La torre de la Iglesia sobresale
al fondo, sencilla y señorial al mismo tiempo. La misma torre que viera en su día
Don Quijote, hidalgo ilustre, antes de enamorarse de Dulcinea, o después: ¿o
fue un sueño?
Como los días anteriores, no dejó
de llover en toda la noche; el tiempo, que se mostraba inclemente, concedió una
pequeña tregua. Aprovechó para dar un paseo, tomar un poco de aire fresco y estirar
las piernas. Empezó a chispear justo en el momento en el que se detuvo a contemplar
la imagen, pero continuó caminando, no hubo miedo.

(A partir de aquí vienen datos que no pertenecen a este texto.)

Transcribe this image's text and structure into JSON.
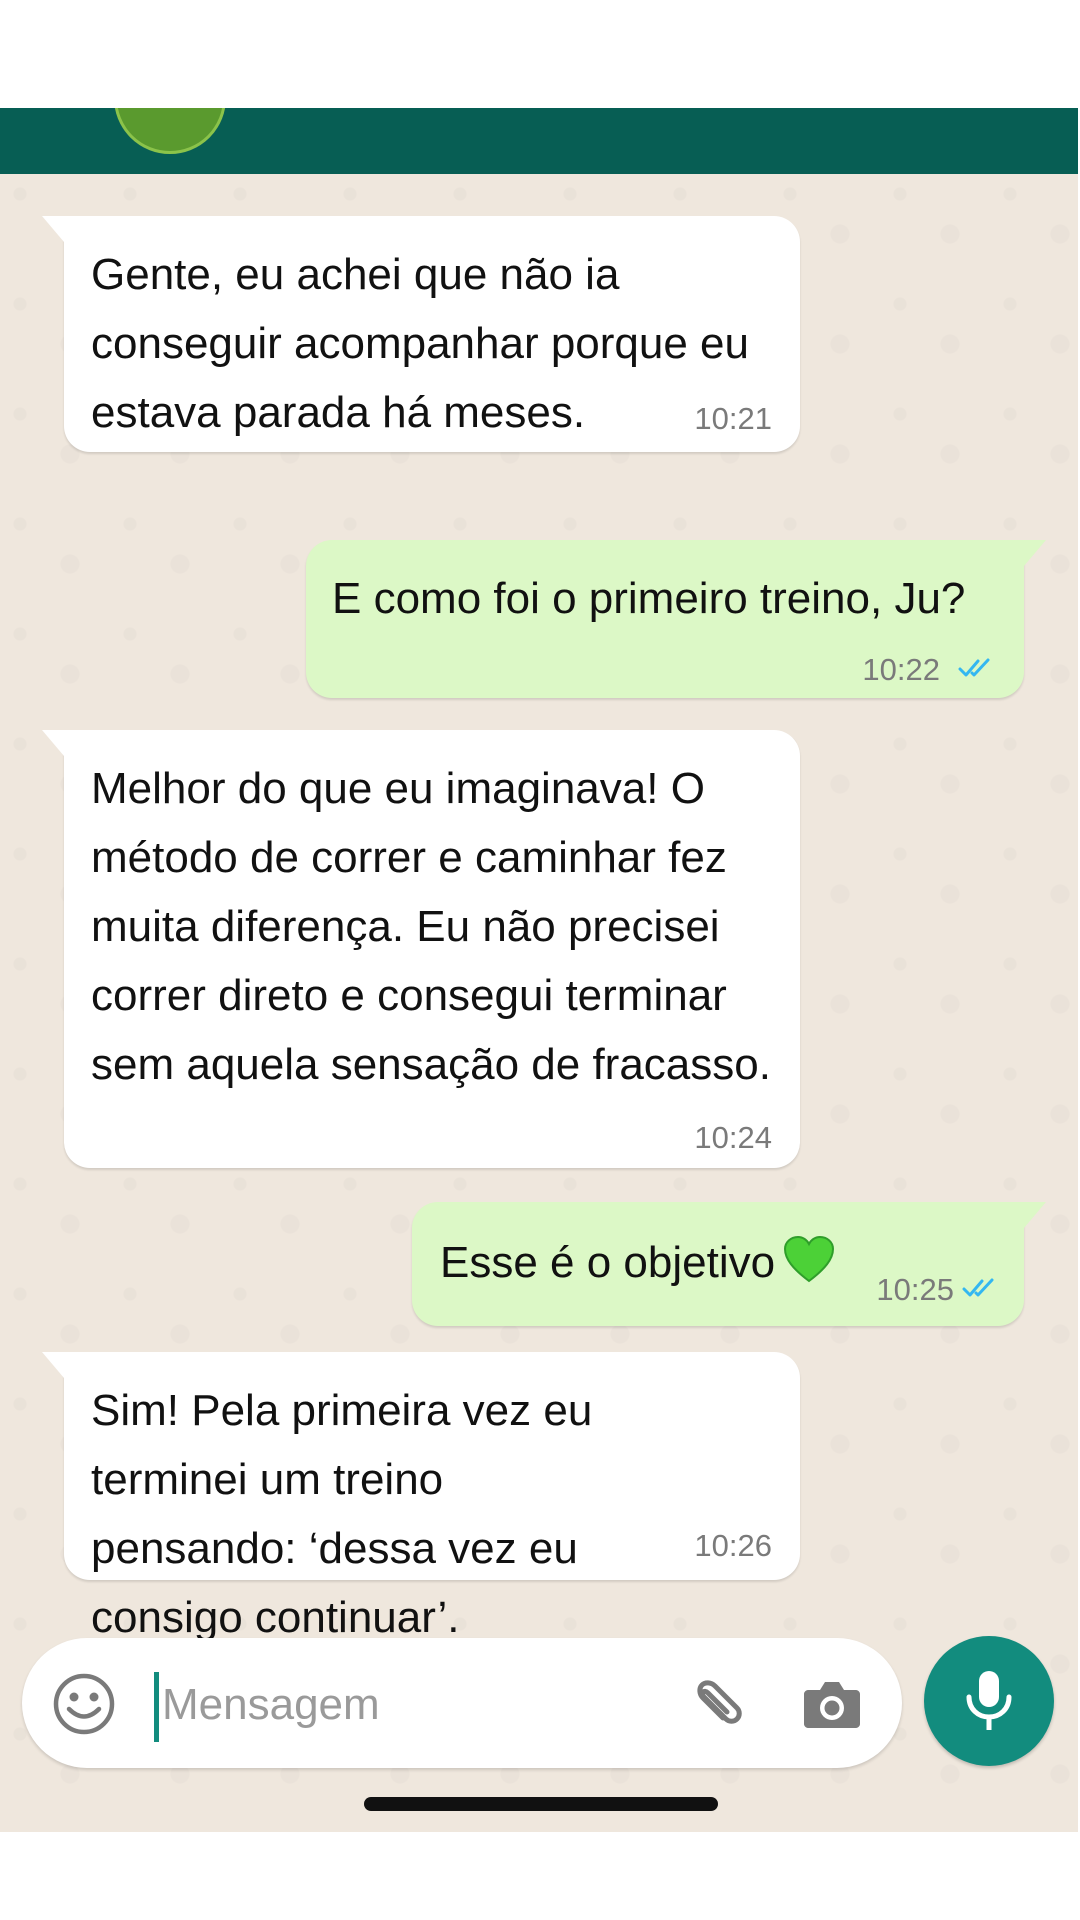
{
  "messages": [
    {
      "direction": "incoming",
      "text": "Gente, eu achei que não ia conseguir acompanhar porque eu estava parada há meses.",
      "time": "10:21"
    },
    {
      "direction": "outgoing",
      "text": "E como foi o primeiro treino, Ju?",
      "time": "10:22",
      "status": "read"
    },
    {
      "direction": "incoming",
      "text": "Melhor do que eu imaginava! O método de correr e caminhar fez muita diferença. Eu não precisei correr direto e consegui terminar sem aquela sensação de fracasso.",
      "time": "10:24"
    },
    {
      "direction": "outgoing",
      "text": "Esse é o objetivo",
      "emoji": "green-heart",
      "time": "10:25",
      "status": "read"
    },
    {
      "direction": "incoming",
      "text": "Sim! Pela primeira vez eu terminei um treino pensando: ‘dessa vez eu consigo continuar’.",
      "time": "10:26"
    }
  ],
  "composer": {
    "placeholder": "Mensagem",
    "value": ""
  },
  "icons": {
    "emoji": "emoji-icon",
    "attach": "paperclip-icon",
    "camera": "camera-icon",
    "mic": "mic-icon",
    "read_receipt": "double-check-icon"
  },
  "colors": {
    "header": "#075e54",
    "incoming_bubble": "#ffffff",
    "outgoing_bubble": "#dcf8c6",
    "chat_background": "#efe7dd",
    "accent": "#128c7e",
    "read_ticks": "#34b7f1"
  }
}
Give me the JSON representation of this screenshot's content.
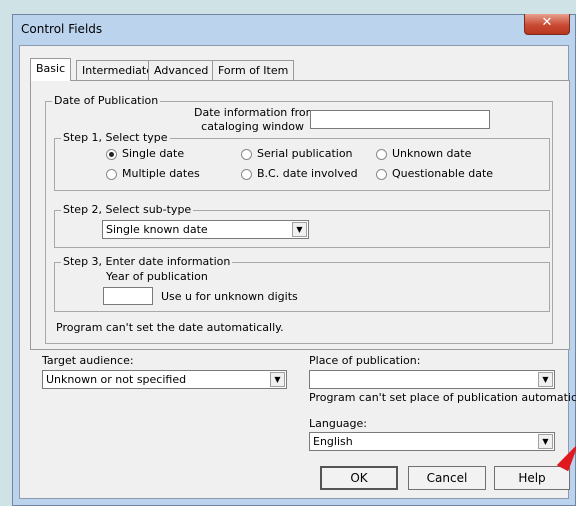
{
  "window": {
    "title": "Control Fields",
    "close_glyph": "✕"
  },
  "tabs": [
    {
      "label": "Basic"
    },
    {
      "label": "Intermediate"
    },
    {
      "label": "Advanced"
    },
    {
      "label": "Form of Item"
    }
  ],
  "date_of_publication": {
    "legend": "Date of Publication",
    "info_label_line1": "Date information from",
    "info_label_line2": "cataloging window",
    "info_value": "",
    "step1": {
      "legend": "Step 1, Select type",
      "options": [
        {
          "label": "Single date",
          "checked": true
        },
        {
          "label": "Serial publication",
          "checked": false
        },
        {
          "label": "Unknown date",
          "checked": false
        },
        {
          "label": "Multiple dates",
          "checked": false
        },
        {
          "label": "B.C. date involved",
          "checked": false
        },
        {
          "label": "Questionable date",
          "checked": false
        }
      ]
    },
    "step2": {
      "legend": "Step 2, Select sub-type",
      "selected": "Single known date"
    },
    "step3": {
      "legend": "Step 3, Enter date information",
      "year_label": "Year of publication",
      "year_value": "",
      "hint": "Use u for unknown digits"
    },
    "status": "Program can't set the date automatically."
  },
  "target_audience": {
    "label": "Target audience:",
    "selected": "Unknown or not specified"
  },
  "place_of_publication": {
    "label": "Place of publication:",
    "selected": "",
    "status": "Program can't set place of publication automatically."
  },
  "language": {
    "label": "Language:",
    "selected": "English"
  },
  "buttons": {
    "ok": "OK",
    "cancel": "Cancel",
    "help": "Help"
  },
  "icons": {
    "dropdown": "▼"
  },
  "colors": {
    "annotation_arrow": "#e0191f",
    "close_button": "#c94a33"
  }
}
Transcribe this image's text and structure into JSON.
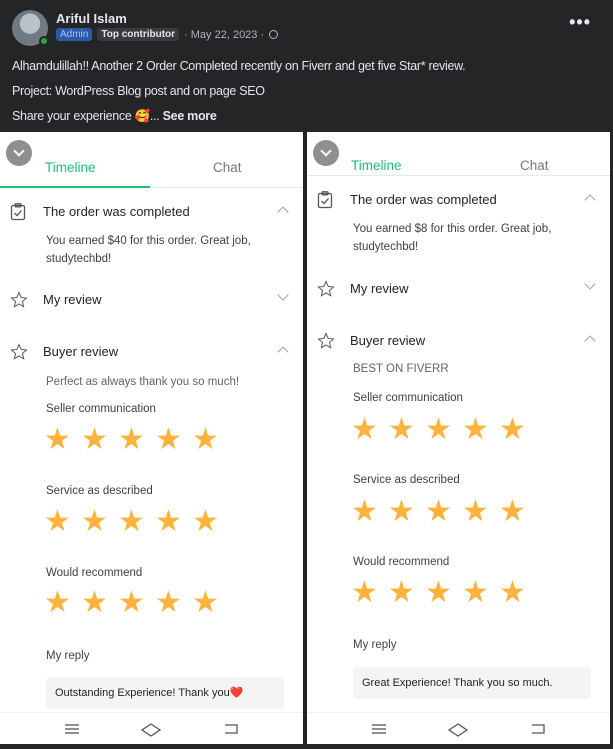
{
  "post": {
    "author": "Ariful Islam",
    "badges": {
      "admin": "Admin",
      "contributor": "Top contributor"
    },
    "date": "· May 22, 2023 ·",
    "lines": [
      "Alhamdulillah!!  Another 2 Order Completed recently on Fiverr and get five Star* review.",
      "Project: WordPress Blog post and on page SEO",
      "Share your experience 🥰..."
    ],
    "see_more": "See more",
    "more_icon": "•••"
  },
  "left": {
    "tabs": {
      "timeline": "Timeline",
      "chat": "Chat"
    },
    "completed": {
      "title": "The order was completed",
      "line1": "You earned $40 for this order. Great job,",
      "line2": "studytechbd!"
    },
    "my_review": "My review",
    "buyer_review": {
      "title": "Buyer review",
      "comment": "Perfect as always thank you so much!",
      "seller_communication": "Seller communication",
      "seller_communication_rating": 5,
      "service_as_described": "Service as described",
      "service_as_described_rating": 5,
      "would_recommend": "Would recommend",
      "would_recommend_rating": 5
    },
    "my_reply": "My reply",
    "reply_text": "Outstanding Experience! Thank you",
    "reply_emoji": "❤️"
  },
  "right": {
    "tabs": {
      "timeline": "Timeline",
      "chat": "Chat"
    },
    "completed": {
      "title": "The order was completed",
      "line1": "You earned $8 for this order. Great job,",
      "line2": "studytechbd!"
    },
    "my_review": "My review",
    "buyer_review": {
      "title": "Buyer review",
      "comment": "BEST ON FIVERR",
      "seller_communication": "Seller communication",
      "seller_communication_rating": 5,
      "service_as_described": "Service as described",
      "service_as_described_rating": 5,
      "would_recommend": "Would recommend",
      "would_recommend_rating": 5
    },
    "my_reply": "My reply",
    "reply_text": "Great Experience! Thank you so much."
  },
  "colors": {
    "accent": "#1dbf73",
    "star": "#ffb33e",
    "dark_bg": "#242526"
  }
}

Andar por el campo en contacto
con la naturaleza es una actividad de lo más saludable. Debería ser deporte
nacional. En esta ocasión el viento golpeaba su cara recordándole lo vivito y
coleando que está. Salió a pasear solo, que todo es necesario; momento
apropiado para hacer “un alto en el camino”, pensar la vida, reflexionar sobre
lo humano, lo divino, y dar la bienvenida a las eternas preguntas de la
historia del hombre: “quiénes somos”, “de donde venimos”, “a donde vamos” (como
señala el estribillo de la canción roquera). Cayó entonces en la cuenta: “de todas
las especies que habitan la tierra sólo el hombre se pregunta por el sentido de
su existencia”.
Avanzó, y al poco una ráfaga de
aire valenciano abrazó los vientos huracanados de la nueva Castilla. Al percatarse
de ello volvió a detenerse y miró en rededor, como buscando unos naranjos inexistentes
en ese lugar. En cambio, tenía ante sí campos de viñedos infinitos, donde se produce y
cuida el caldo que recuerda a la sangre de Cristo, tierras de barbechos
aburridos que esperan con calma su momento; llanuras verdes, pardas y amarillas
que reciben las primeras flores de una primavera que a punto está de entrar en
escena.
El aroma de la tierra mojada perfumó cada uno de sus pasos. Ensimismado,
tardó en percatarse de que un grupo de gorriones piaba tras de su cogote desde
hacía rato, de cuando en cuando le susurraban al oído. Sólo pero acompañado.